Wave on a string: time from y=2mm to -2mm. Amp. & Omega given. Best method?

[deltapapazulu]

Homework Statement

If y(x,t) = (6mm)sin(kx + (600rad/s)t + theta) describes a wave traveling along a string, how much time does any given point on the string take to move between displacements y = +2 mm and y = -2 mm?

All known data are stated in above problem.

Homework Equations

I got the answer by plotting it on a unit circle, which I describe below. But what I want to know is if there is a method particular to the use of the wave function itself to get the same answer?

The Attempt at a Solution

Because sinusoidal wave motion is exactly analogous to rotation in a unit circle, a .006m amplitude corresponds to a .006m radius(r = .006m), which together with y=.002m can be taken as arcsin(y/r) to yield the radian measure from P(x,0) to P(x, .002) on the circle. This = .34 radians. Since the motion is from .002m to -.002m you take .34*2 = .68rad. Then to find the fraction of 600rad you take .68/600 = .00113 which also represents the fraction of s=1 second in 600rad/s. Therefore it takes .00113s or 1.1ms to get from .002m to -.002m .

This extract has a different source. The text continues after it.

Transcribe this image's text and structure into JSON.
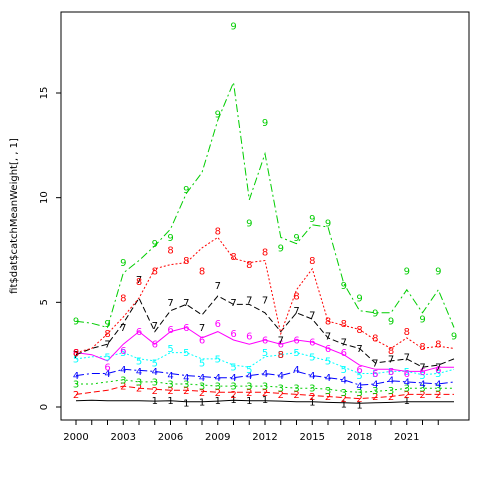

Is there a more appropriate method for doing this?

 

[kuruman]

Not really. The algebraic method will have you write

2 = (6mm)sin(kx + (600rad/s)t₁ + theta)

solve for t₁ in terms of the arcsine, do the same for t₂ with

-2 = (6mm)sin(kx + (600rad/s)t₂ + theta) and find the difference as

Δt = t₂-t₁=(Arcsin(-1/3)-Arcsin(1/3))/600.

Both methods involve taking the difference between two arcsines.